The group also accused Irish Defence Minister Simon Coveney of declaring "a trade war" on the United Kingdom.
Last week, Coveney warned of rising tensions among Northern Irish loyalists over "a language of the identity of politics" that he said was added to the protocol. The cabinet minister argued that it wasn't "realistic" to talk about scraping and replacing the agreement.
"The LCC requires urgently to know how HM government and the European Commission will deal with this errant government which has effectively instigated a state of Cold War against Northern Ireland and its people," the group said in a statement.
LCC, which represents the Ulster Volunteer Force (UVF) and the Ulster Defence Association (UDA), announced in March that it was withdrawing its support for the Good Friday Agreement over disagreements with the Brexit deal's protocol on NI.

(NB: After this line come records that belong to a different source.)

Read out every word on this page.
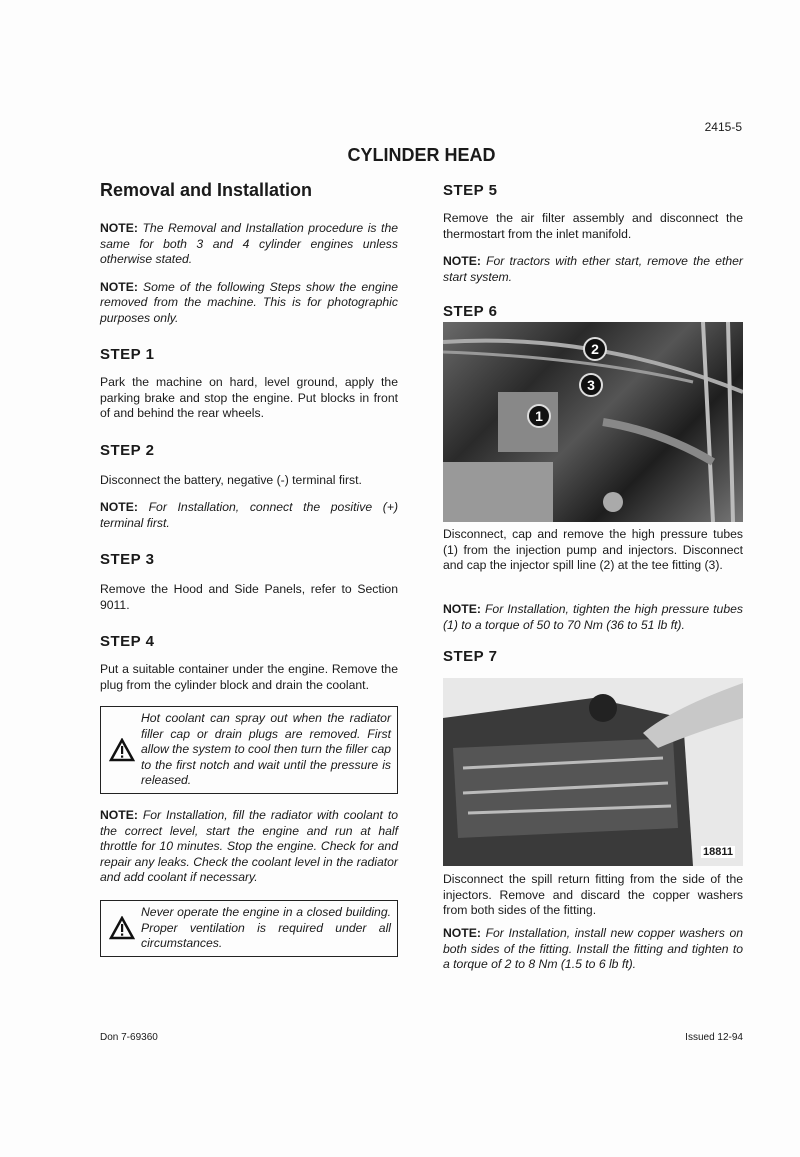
2415-5
CYLINDER HEAD
Removal and Installation

NOTE: The Removal and Installation procedure is the same for both 3 and 4 cylinder engines unless otherwise stated.

NOTE: Some of the following Steps show the engine removed from the machine. This is for photographic purposes only.

STEP 1

Park the machine on hard, level ground, apply the parking brake and stop the engine. Put blocks in front of and behind the rear wheels.

STEP 2

Disconnect the battery, negative (-) terminal first.

NOTE: For Installation, connect the positive (+) terminal first.

STEP 3

Remove the Hood and Side Panels, refer to Section 9011.

STEP 4

Put a suitable container under the engine. Remove the plug from the cylinder block and drain the coolant.

Hot coolant can spray out when the radiator filler cap or drain plugs are removed. First allow the system to cool then turn the filler cap to the first notch and wait until the pressure is released.

NOTE: For Installation, fill the radiator with coolant to the correct level, start the engine and run at half throttle for 10 minutes. Stop the engine. Check for and repair any leaks. Check the coolant level in the radiator and add coolant if necessary.

Never operate the engine in a closed building. Proper ventilation is required under all circumstances.

STEP 5

Remove the air filter assembly and disconnect the thermostart from the inlet manifold.

NOTE: For tractors with ether start, remove the ether start system.

STEP 6
2
3
1

Disconnect, cap and remove the high pressure tubes (1) from the injection pump and injectors. Disconnect and cap the injector spill line (2) at the tee fitting (3).

NOTE: For Installation, tighten the high pressure tubes (1) to a torque of 50 to 70 Nm (36 to 51 lb ft).

STEP 7
18811

Disconnect the spill return fitting from the side of the injectors. Remove and discard the copper washers from both sides of the fitting.

NOTE: For Installation, install new copper washers on both sides of the fitting. Install the fitting and tighten to a torque of 2 to 8 Nm (1.5 to 6 lb ft).

Don 7-69360	Issued 12-94
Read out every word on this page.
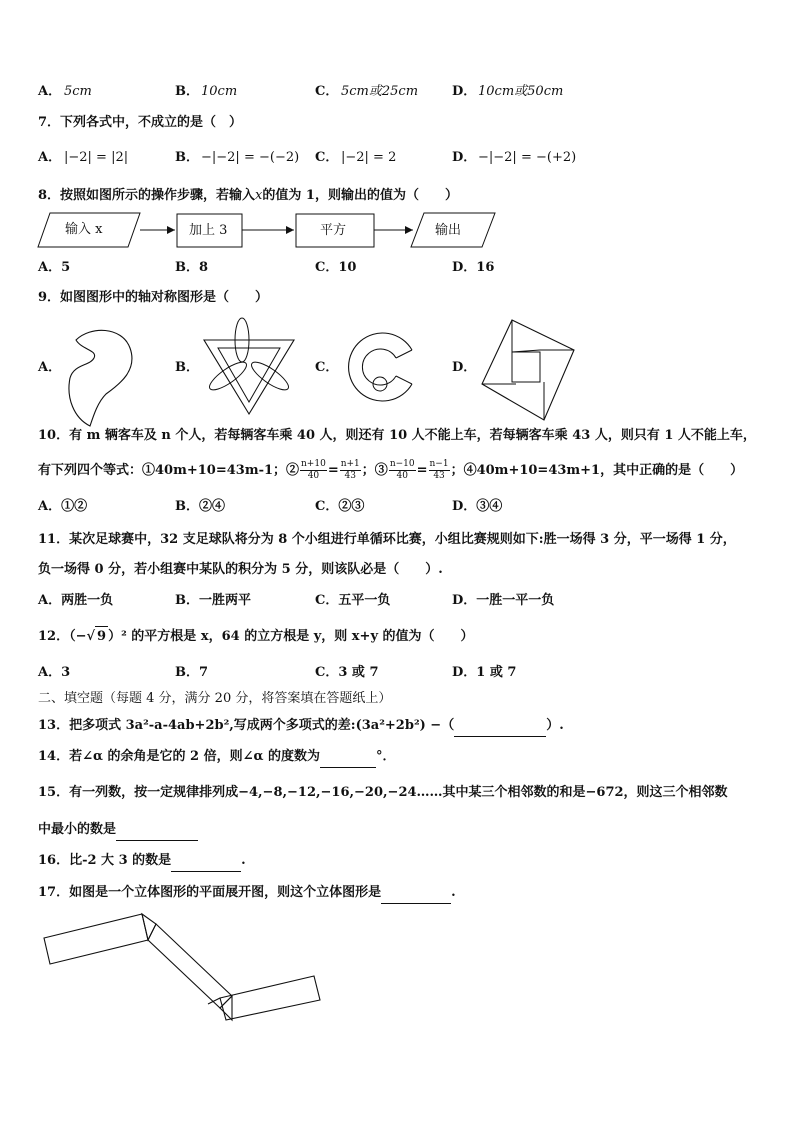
A． 5cm	B． 10cm	C． 5cm或25cm	D． 10cm或50cm
7．下列各式中，不成立的是（　）
A． |−2| = |2|	B． −|−2| = −(−2) C． |−2| = 2	D． −|−2| = −(+2)
8．按照如图所示的操作步骤，若输入x的值为 1，则输出的值为（　　）
输入 x	加上 3	平方	输出
A．5	B．8	C．10	D．16
9．如图图形中的轴对称图形是（　　）
A．	B．	C．	D．
10．有 m 辆客车及 n 个人，若每辆客车乘 40 人，则还有 10 人不能上车，若每辆客车乘 43 人，则只有 1 人不能上车，
有下列四个等式：①40m+10=43m-1；② $\frac{n+10}{40} = \frac{n+1}{43}$ ；③ $\frac{n-10}{40} = \frac{n-1}{43}$ ；④40m+10=43m+1，其中正确的是（　　）
A．①②	B．②④	C．②③	D．③④
11．某次足球赛中，32 支足球队将分为 8 个小组进行单循环比赛，小组比赛规则如下:胜一场得 3 分，平一场得 1 分，
负一场得 0 分，若小组赛中某队的积分为 5 分，则该队必是（　　）.
A．两胜一负	B．一胜两平	C．五平一负	D．一胜一平一负
12．（−√ 9 ）² 的平方根是 x，64 的立方根是 y，则 x+y 的值为（　　）
A．3	B．7	C．3 或 7	D．1 或 7
二、填空题（每题 4 分，满分 20 分，将答案填在答题纸上）
13．把多项式 3a²-a-4ab+2b²,写成两个多项式的差:(3a²+2b²) −（	）.
14．若∠α 的余角是它的 2 倍，则∠α 的度数为	°．
15．有一列数，按一定规律排列成−4,−8,−12,−16,−20,−24……其中某三个相邻数的和是−672，则这三个相邻数
中最小的数是
16．比-2 大 3 的数是	.
17．如图是一个立体图形的平面展开图，则这个立体图形是	.
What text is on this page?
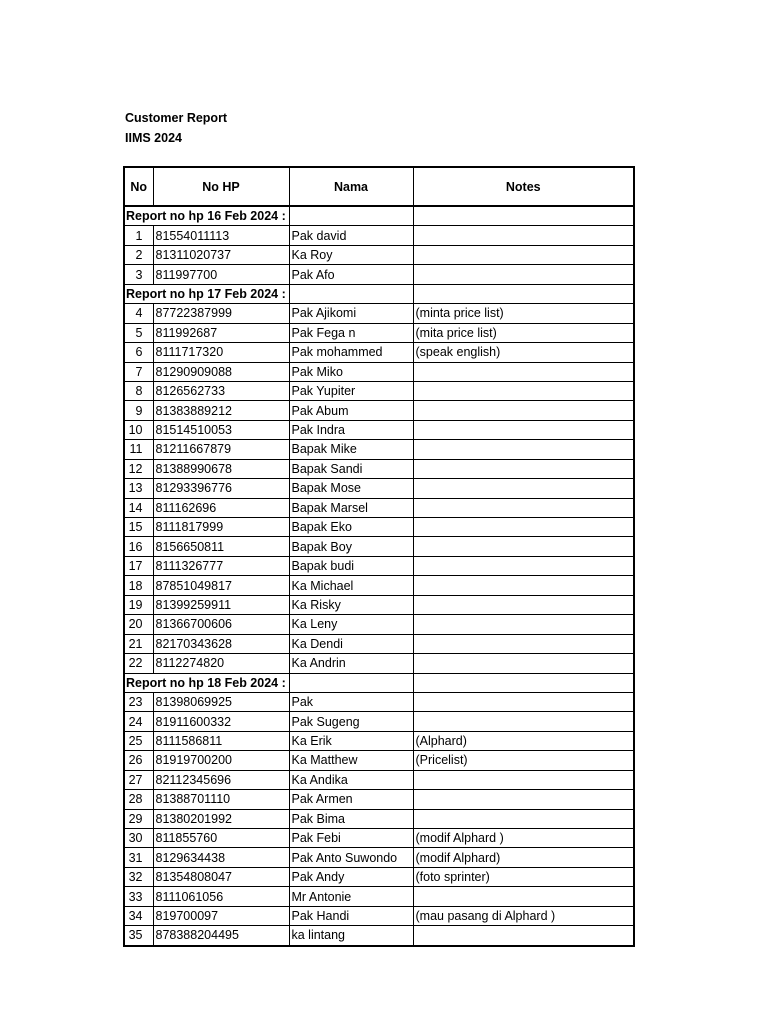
Customer Report
IIMS 2024
No	No HP	Nama	Notes

Report no hp 16 Feb 2024 :			

1	81554011113	Pak david	
2	81311020737	Ka Roy	
3	811997700	Pak Afo	

Report no hp 17 Feb 2024 :			

4	87722387999	Pak Ajikomi	(minta price list)
5	811992687	Pak Fega n	(mita price list)
6	8111717320	Pak mohammed	(speak english)
7	81290909088	Pak Miko	
8	8126562733	Pak Yupiter	
9	81383889212	Pak Abum	
10	81514510053	Pak Indra	
11	81211667879	Bapak Mike	
12	81388990678	Bapak Sandi	
13	81293396776	Bapak Mose	
14	811162696	Bapak Marsel	
15	8111817999	Bapak Eko	
16	8156650811	Bapak Boy	
17	8111326777	Bapak budi	
18	87851049817	Ka Michael	
19	81399259911	Ka Risky	
20	81366700606	Ka Leny	
21	82170343628	Ka Dendi	
22	8112274820	Ka Andrin	

Report no hp 18 Feb 2024 :			

23	81398069925	Pak	
24	81911600332	Pak Sugeng	
25	8111586811	Ka Erik	(Alphard)
26	81919700200	Ka Matthew	(Pricelist)
27	82112345696	Ka Andika	
28	81388701110	Pak Armen	
29	81380201992	Pak Bima	
30	811855760	Pak Febi	(modif Alphard )
31	8129634438	Pak Anto Suwondo	(modif Alphard)
32	81354808047	Pak Andy	(foto sprinter)
33	8111061056	Mr Antonie	
34	819700097	Pak Handi	(mau pasang di Alphard )
35	878388204495	ka lintang	
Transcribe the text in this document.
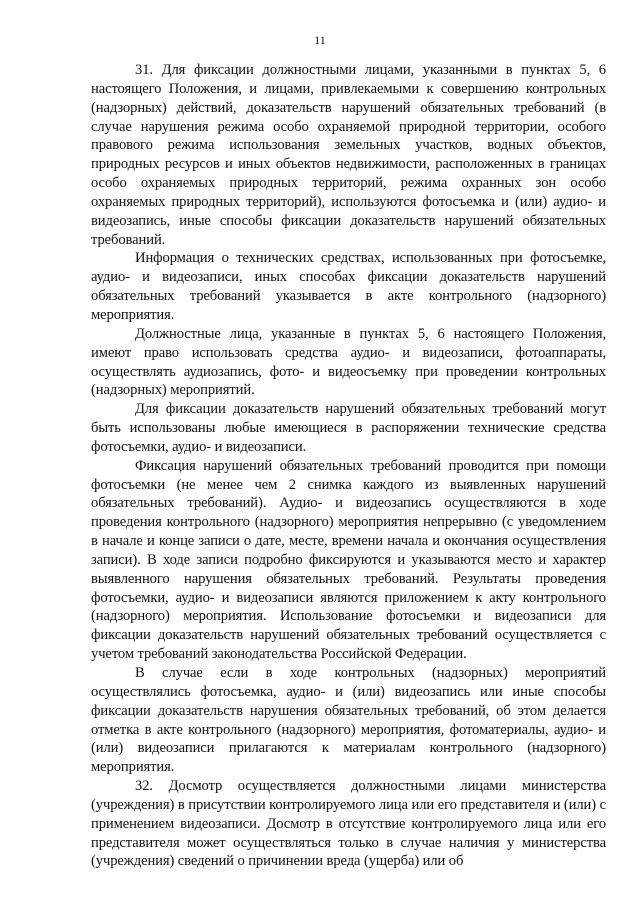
11

31. Для фиксации должностными лицами, указанными в пунктах 5, 6 настоящего Положения, и лицами, привлекаемыми к совершению контрольных (надзорных) действий, доказательств нарушений обязательных требований (в случае нарушения режима особо охраняемой природной территории, особого правового режима использования земельных участков, водных объектов, природных ресурсов и иных объектов недвижимости, расположенных в границах особо охраняемых природных территорий, режима охранных зон особо охраняемых природных территорий), используются фотосъемка и (или) аудио- и видеозапись, иные способы фиксации доказательств нарушений обязательных требований.

Информация о технических средствах, использованных при фотосъемке, аудио- и видеозаписи, иных способах фиксации доказательств нарушений обязательных требований указывается в акте контрольного (надзорного) мероприятия.

Должностные лица, указанные в пунктах 5, 6 настоящего Положения, имеют право использовать средства аудио- и видеозаписи, фотоаппараты, осуществлять аудиозапись, фото- и видеосъемку при проведении контрольных (надзорных) мероприятий.

Для фиксации доказательств нарушений обязательных требований могут быть использованы любые имеющиеся в распоряжении технические средства фотосъемки, аудио- и видеозаписи.

Фиксация нарушений обязательных требований проводится при помощи фотосъемки (не менее чем 2 снимка каждого из выявленных нарушений обязательных требований). Аудио- и видеозапись осуществляются в ходе проведения контрольного (надзорного) мероприятия непрерывно (с уведомлением в начале и конце записи о дате, месте, времени начала и окончания осуществления записи). В ходе записи подробно фиксируются и указываются место и характер выявленного нарушения обязательных требований. Результаты проведения фотосъемки, аудио- и видеозаписи являются приложением к акту контрольного (надзорного) мероприятия. Использование фотосъемки и видеозаписи для фиксации доказательств нарушений обязательных требований осуществляется с учетом требований законодательства Российской Федерации.

В случае если в ходе контрольных (надзорных) мероприятий осуществлялись фотосъемка, аудио- и (или) видеозапись или иные способы фиксации доказательств нарушения обязательных требований, об этом делается отметка в акте контрольного (надзорного) мероприятия, фотоматериалы, аудио- и (или) видеозаписи прилагаются к материалам контрольного (надзорного) мероприятия.

32. Досмотр осуществляется должностными лицами министерства (учреждения) в присутствии контролируемого лица или его представителя и (или) с применением видеозаписи. Досмотр в отсутствие контролируемого лица или его представителя может осуществляться только в случае наличия у министерства (учреждения) сведений о причинении вреда (ущерба) или об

Brexit negotiators worked hard to ensure there is not hard border between Northern Ireland and the Republic of Ireland following Britain's exit from the European Union last year to stay in line with the Good Friday Agreement, which in 1998 ended a violent conflict between the Republic and Northern Ireland. Northern Ireland has thus remained part of the EU's customs union, but the arrangement has put all goods flowing to Northern Ireland from Great Britain under strict control and subject to border checks.
European Commission President Ursula Von der Leyen maintains that there is no alternative to the Brexit deal's Northern Ireland protocol, which specifies the arrangement. But critics from London and Belfast argue that agreement has effectively undermined the UK's single market.
UK Brexit Minister David Frost said on Thursday that the United Kingdom will not deliver an ultimatum to the European Union to resolve the issues with the protocol, but urged Brussels to stay "pragmatic" on the matter and drop its "ideological" approach when it comes to Northern Ireland.